I see myself from above. I sit on the roofs of the neighboring houses and watch myself sit in the alleyway, confronting the houses about their issues with individuality and listening fiercely for their replies. Their business is my business, since I have no business of my own. I watch, I listen. I suppress the urge to intimidate them into changing their ways. They stand, full of bricks and wood.
Unfortunately, houses don’t have eyes to stare into. I can’t see their souls in their pupils, their insecurities in their irises. There are no eyes to betray fear, vulnerability, corruptibility. Though they may not truly be, these subjects appear stalwart.
The moon appears in my alley between three and four in the morning. I’ve never known a moon like this one; when it appears to me in this place it sees through me. I feel it burning through my chest, rooting around to find that muscle pumping oil through my aluminum veins. My fingers curl and twist when it finds its way to my eyes and sees into my mind, sees the things I can’t see myself. This is the only time my tongue trips over my teeth; I can’t bring myself to ask what the great white orb of the sky sees in me. After all, its opinion is the only one I care for. Unbiased, representative of the true environment, but I fear its scorn. The moon knows when I’m broken or changing. It sees what I do, knows what I think, what I want, my angle, my needs, my shortcomings and compensations. It has no master, and I fear it.
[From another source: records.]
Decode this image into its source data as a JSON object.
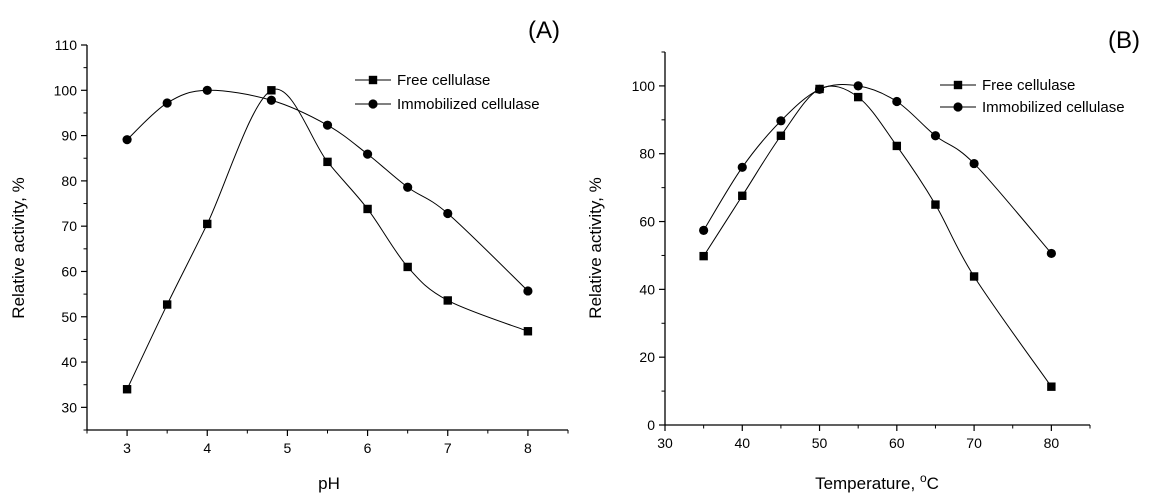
{
  "chart_data": [
    {
      "type": "line",
      "panel_label": "(A)",
      "xlabel": "pH",
      "ylabel": "Relative activity, %",
      "xlim": [
        2.5,
        8.5
      ],
      "ylim": [
        25,
        110
      ],
      "xticks": [
        3,
        4,
        5,
        6,
        7,
        8
      ],
      "yticks": [
        30,
        40,
        50,
        60,
        70,
        80,
        90,
        100,
        110
      ],
      "legend_position": "top-right",
      "series": [
        {
          "name": "Free cellulase",
          "marker": "square",
          "x": [
            3,
            3.5,
            4,
            4.8,
            5.5,
            6,
            6.5,
            7,
            8
          ],
          "y": [
            34,
            52.7,
            70.5,
            100,
            84.2,
            73.8,
            61,
            53.6,
            46.8
          ]
        },
        {
          "name": "Immobilized cellulase",
          "marker": "circle",
          "x": [
            3,
            3.5,
            4,
            4.8,
            5.5,
            6,
            6.5,
            7,
            8
          ],
          "y": [
            89.1,
            97.2,
            100,
            97.8,
            92.3,
            85.9,
            78.6,
            72.8,
            55.7
          ]
        }
      ]
    },
    {
      "type": "line",
      "panel_label": "(B)",
      "xlabel": "Temperature, °C",
      "xlabel_text": "Temperature, ",
      "xlabel_sup": "o",
      "xlabel_unit": "C",
      "ylabel": "Relative activity, %",
      "xlim": [
        30,
        85
      ],
      "ylim": [
        0,
        110
      ],
      "xticks": [
        30,
        40,
        50,
        60,
        70,
        80
      ],
      "yticks": [
        0,
        20,
        40,
        60,
        80,
        100
      ],
      "legend_position": "top-right",
      "series": [
        {
          "name": "Free cellulase",
          "marker": "square",
          "x": [
            35,
            40,
            45,
            50,
            55,
            60,
            65,
            70,
            80
          ],
          "y": [
            49.8,
            67.6,
            85.3,
            99.1,
            96.7,
            82.3,
            65,
            43.8,
            11.3
          ]
        },
        {
          "name": "Immobilized cellulase",
          "marker": "circle",
          "x": [
            35,
            40,
            45,
            50,
            55,
            60,
            65,
            70,
            80
          ],
          "y": [
            57.4,
            76,
            89.7,
            99,
            100,
            95.4,
            85.3,
            77.1,
            50.6
          ]
        }
      ]
    }
  ]
}
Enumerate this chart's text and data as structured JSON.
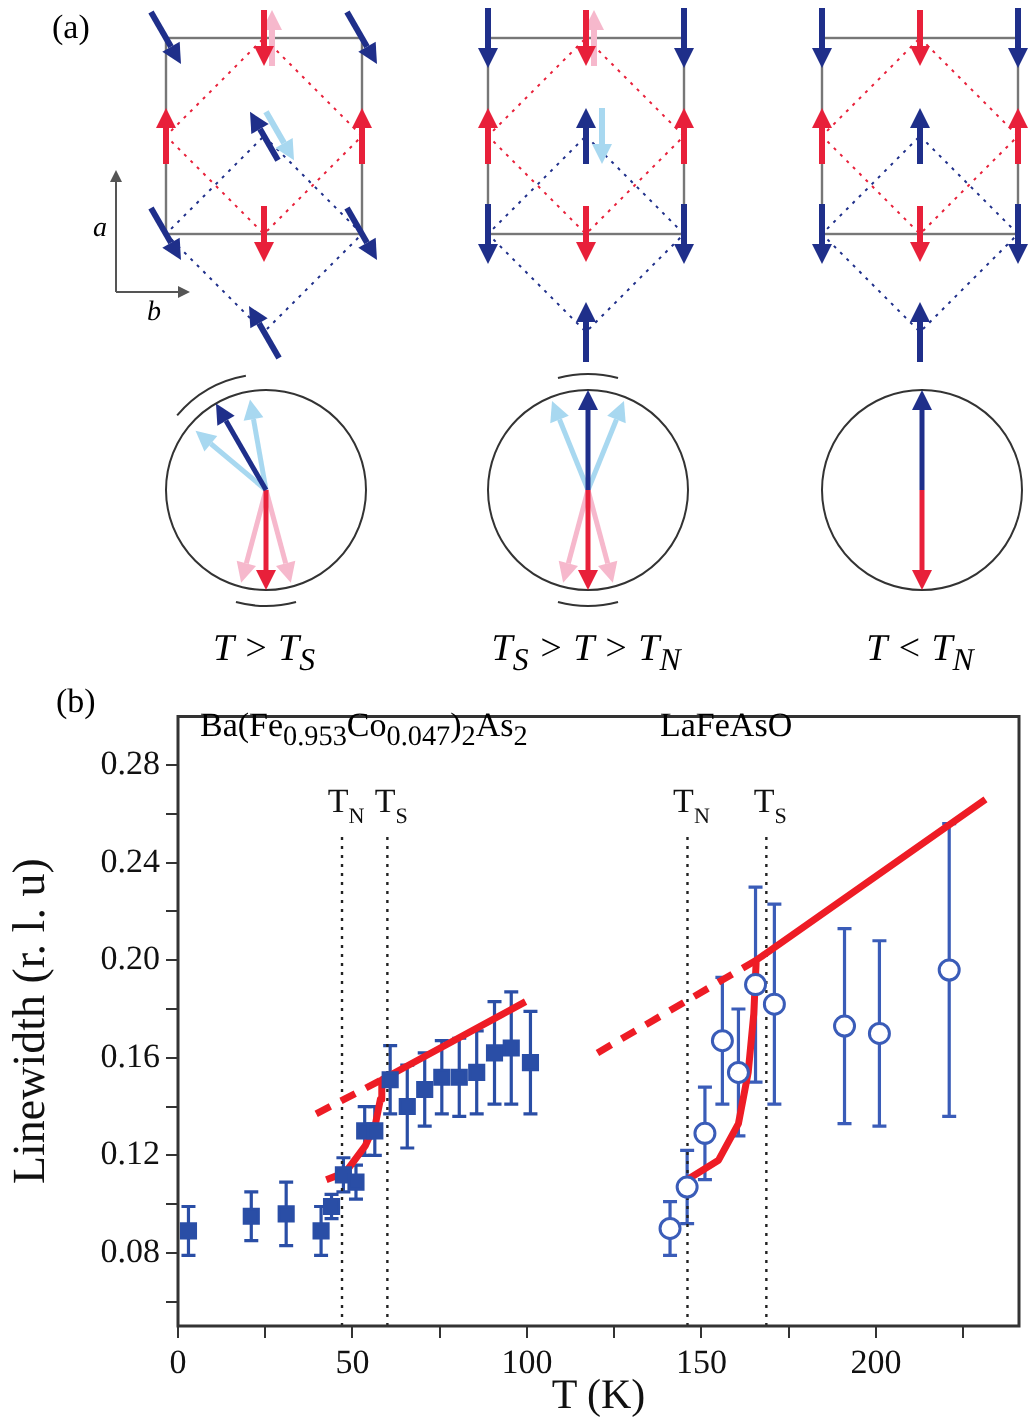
{
  "chart_data": [
    {
      "type": "other",
      "title": "(a)",
      "annotations": [
        "a",
        "b",
        "T > T$_{S}$",
        "T$_{S}$ > T > T$_{N}$",
        "T < T$_{N}$"
      ]
    },
    {
      "type": "scatter",
      "title": "(b)",
      "xlabel": "T (K)",
      "ylabel": "Linewidth (r. l. u)",
      "annotations": [
        "Ba(Fe$_{0.953}$Co$_{0.047}$)$_{2}$As$_{2}$",
        "LaFeAsO"
      ],
      "xlim": [
        0,
        241
      ],
      "ylim": [
        0.05,
        0.3
      ],
      "xticks": [
        0,
        {
          "value": 25,
          "label": null
        },
        50,
        {
          "value": 75,
          "label": null
        },
        100,
        {
          "value": 125,
          "label": null
        },
        150,
        {
          "value": 175,
          "label": null
        },
        200,
        {
          "value": 225,
          "label": null
        }
      ],
      "yticks": [
        {
          "value": 0.06,
          "label": null
        },
        0.08,
        {
          "value": 0.1,
          "label": null
        },
        0.12,
        {
          "value": 0.14,
          "label": null
        },
        0.16,
        {
          "value": 0.18,
          "label": null
        },
        {
          "value": 0.2,
          "label": "0.20"
        },
        {
          "value": 0.22,
          "label": null
        },
        0.24,
        {
          "value": 0.26,
          "label": null
        },
        0.28
      ],
      "grid": false,
      "ref_lines": [
        {
          "axis": "x",
          "value": 47,
          "label": "T$_{N}$",
          "color": "#222222",
          "line_style": "dotted"
        },
        {
          "axis": "x",
          "value": 60,
          "label": "T$_{S}$",
          "color": "#222222",
          "line_style": "dotted"
        },
        {
          "axis": "x",
          "value": 146,
          "label": "T$_{N}$",
          "color": "#222222",
          "line_style": "dotted"
        },
        {
          "axis": "x",
          "value": 168.6,
          "label": "T$_{S}$",
          "color": "#222222",
          "line_style": "dotted"
        }
      ],
      "series": [
        {
          "type": "scatter",
          "marker": "square",
          "color": "#2a4ea6",
          "x": [
            3,
            21,
            31,
            41,
            44,
            47.4,
            51,
            53.5,
            56.4,
            60.8,
            65.7,
            70.7,
            75.6,
            80.6,
            85.6,
            90.7,
            95.5,
            101
          ],
          "values": [
            0.089,
            0.095,
            0.096,
            0.089,
            0.099,
            0.112,
            0.109,
            0.13,
            0.13,
            0.151,
            0.14,
            0.147,
            0.152,
            0.152,
            0.154,
            0.162,
            0.164,
            0.158
          ],
          "errors": [
            0.01,
            0.01,
            0.013,
            0.01,
            0.005,
            0.007,
            0.007,
            0.01,
            0.01,
            0.014,
            0.017,
            0.015,
            0.015,
            0.016,
            0.017,
            0.021,
            0.023,
            0.021
          ]
        },
        {
          "type": "scatter",
          "marker": "circle",
          "color": "#3a5cb8",
          "x": [
            141,
            145.9,
            151,
            156,
            160.6,
            165.5,
            170.9,
            191,
            201,
            221
          ],
          "values": [
            0.09,
            0.107,
            0.129,
            0.167,
            0.154,
            0.19,
            0.182,
            0.173,
            0.17,
            0.196
          ],
          "errors": [
            0.011,
            0.015,
            0.019,
            0.026,
            0.026,
            0.04,
            0.041,
            0.04,
            0.038,
            0.06
          ]
        },
        {
          "type": "line",
          "line_style": "solid",
          "color": "#ee1c25",
          "x": [
            42.5,
            48,
            53.7,
            56.6,
            58,
            58.4,
            99.6
          ],
          "values": [
            0.11,
            0.113,
            0.124,
            0.133,
            0.143,
            0.151,
            0.183
          ]
        },
        {
          "type": "line",
          "line_style": "dashed",
          "color": "#ee1c25",
          "x": [
            39.6,
            58.4
          ],
          "values": [
            0.137,
            0.151
          ]
        },
        {
          "type": "line",
          "line_style": "solid",
          "color": "#ee1c25",
          "x": [
            145.9,
            154.9,
            160.6,
            163.4,
            165,
            165.7,
            231.4
          ],
          "values": [
            0.11,
            0.118,
            0.133,
            0.154,
            0.178,
            0.2,
            0.266
          ]
        },
        {
          "type": "line",
          "line_style": "dashed",
          "color": "#ee1c25",
          "x": [
            120.2,
            165.7
          ],
          "values": [
            0.162,
            0.2
          ]
        }
      ]
    }
  ]
}
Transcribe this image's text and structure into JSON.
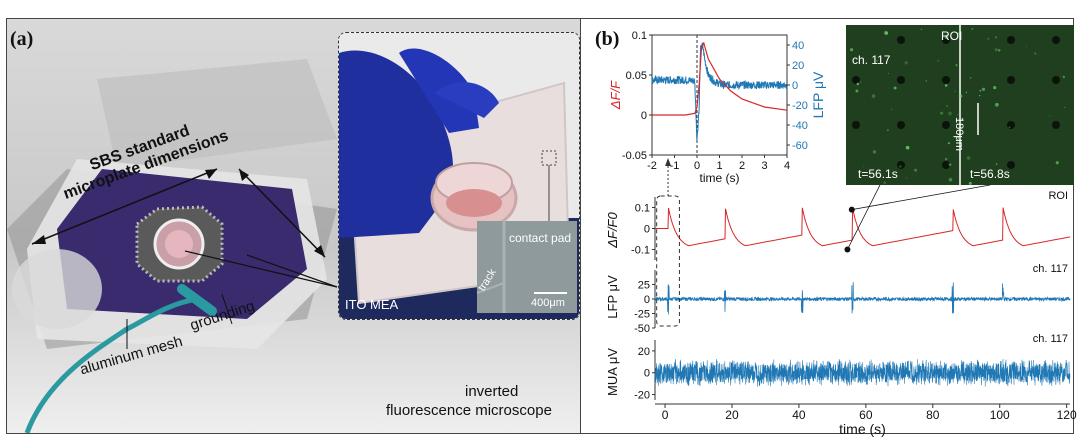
{
  "panel_a": {
    "label": "(a)",
    "sbs_line1": "SBS standard",
    "sbs_line2": "microplate dimensions",
    "aluminum_mesh": "aluminum mesh",
    "grounding": "grounding",
    "inverted_line1": "inverted",
    "inverted_line2": "fluorescence microscope",
    "ito_mea": "ITO MEA",
    "contact_pad": "contact pad",
    "track": "track",
    "scale_400": "400μm"
  },
  "panel_b": {
    "label": "(b)",
    "roi_image": {
      "roi": "ROI",
      "ch": "ch. 117",
      "scale": "180μm",
      "t_left": "t=56.1s",
      "t_right": "t=56.8s"
    }
  },
  "chart_data": [
    {
      "type": "line",
      "title": "",
      "xlabel": "time (s)",
      "ylabel": "ΔF/F",
      "ylabel_right": "LFP μV",
      "xlim": [
        -2,
        4
      ],
      "ylim": [
        -0.05,
        0.1
      ],
      "ylim_right": [
        -70,
        50
      ],
      "x_ticks": [
        -2,
        -1,
        0,
        1,
        2,
        3,
        4
      ],
      "y_ticks": [
        -0.05,
        0,
        0.05,
        0.1
      ],
      "y_ticks_right": [
        -60,
        -40,
        -20,
        0,
        20,
        40
      ],
      "series": [
        {
          "name": "",
          "axis": "left",
          "color": "#d62728",
          "x": [
            -2,
            -1,
            -0.5,
            -0.1,
            0,
            0.1,
            0.2,
            0.3,
            0.5,
            1,
            1.5,
            2,
            3,
            4
          ],
          "y": [
            0,
            0,
            0,
            0.002,
            0.01,
            0.04,
            0.085,
            0.09,
            0.07,
            0.045,
            0.03,
            0.02,
            0.01,
            0.006
          ]
        },
        {
          "name": "",
          "axis": "right",
          "color": "#1f77b4",
          "x": [
            -2,
            -1,
            -0.5,
            -0.1,
            0,
            0.1,
            0.15,
            0.25,
            0.35,
            0.5,
            0.8,
            1.2,
            2,
            3,
            4
          ],
          "y": [
            5,
            5,
            5,
            4,
            -55,
            -20,
            35,
            40,
            25,
            10,
            3,
            0,
            0,
            0,
            0
          ]
        }
      ]
    },
    {
      "type": "line",
      "ylabel": "ΔF/F0",
      "trace_label": "ROI",
      "ylim": [
        -0.15,
        0.15
      ],
      "y_ticks": [
        -0.1,
        0,
        0.1
      ],
      "xlim": [
        -3,
        121
      ],
      "spike_times": [
        1,
        18,
        41,
        56,
        86,
        101
      ],
      "spike_amplitude": 0.1,
      "baseline": -0.1,
      "color": "#d62728"
    },
    {
      "type": "line",
      "ylabel": "LFP μV",
      "trace_label": "ch. 117",
      "ylim": [
        -50,
        50
      ],
      "y_ticks": [
        -50,
        -25,
        0,
        25
      ],
      "xlim": [
        -3,
        121
      ],
      "spike_times": [
        1,
        18,
        41,
        56,
        86,
        101
      ],
      "color": "#1f77b4"
    },
    {
      "type": "line",
      "ylabel": "MUA μV",
      "trace_label": "ch. 117",
      "ylim": [
        -25,
        30
      ],
      "y_ticks": [
        -20,
        0,
        20
      ],
      "xlim": [
        -3,
        121
      ],
      "x_ticks": [
        0,
        20,
        40,
        60,
        80,
        100,
        120
      ],
      "xlabel": "time (s)",
      "noise_amplitude": 12,
      "color": "#1f77b4"
    }
  ]
}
It rains here. The people stay inside, the birds stop flying and hole up under cover; traffic becomes sparse and the sky closes up. Some things emerge, though. Umbrellas unfurl. The oil in the gravel seeps out. And I sit on the side of the road, staring at reflections of streetlights in the pavement. Rubber tires make a ‘galosh’ sound when they stream through water and hydroplane. I replay the sound for myself in my head; galosh, galossh, galossshh. The water spills from the road as the treads on the tires force it out to the side. I walk at the peak of the wake made by the water sliding off the curving road; I look at the reflections at my sides, and walk by trusting my feet.”
I want this to be better. I want my body to heal. I want the things that I make to make me feel proud. I want to take risks that make me feel something new. Soon I’ll take back my life and make it work for me, surely.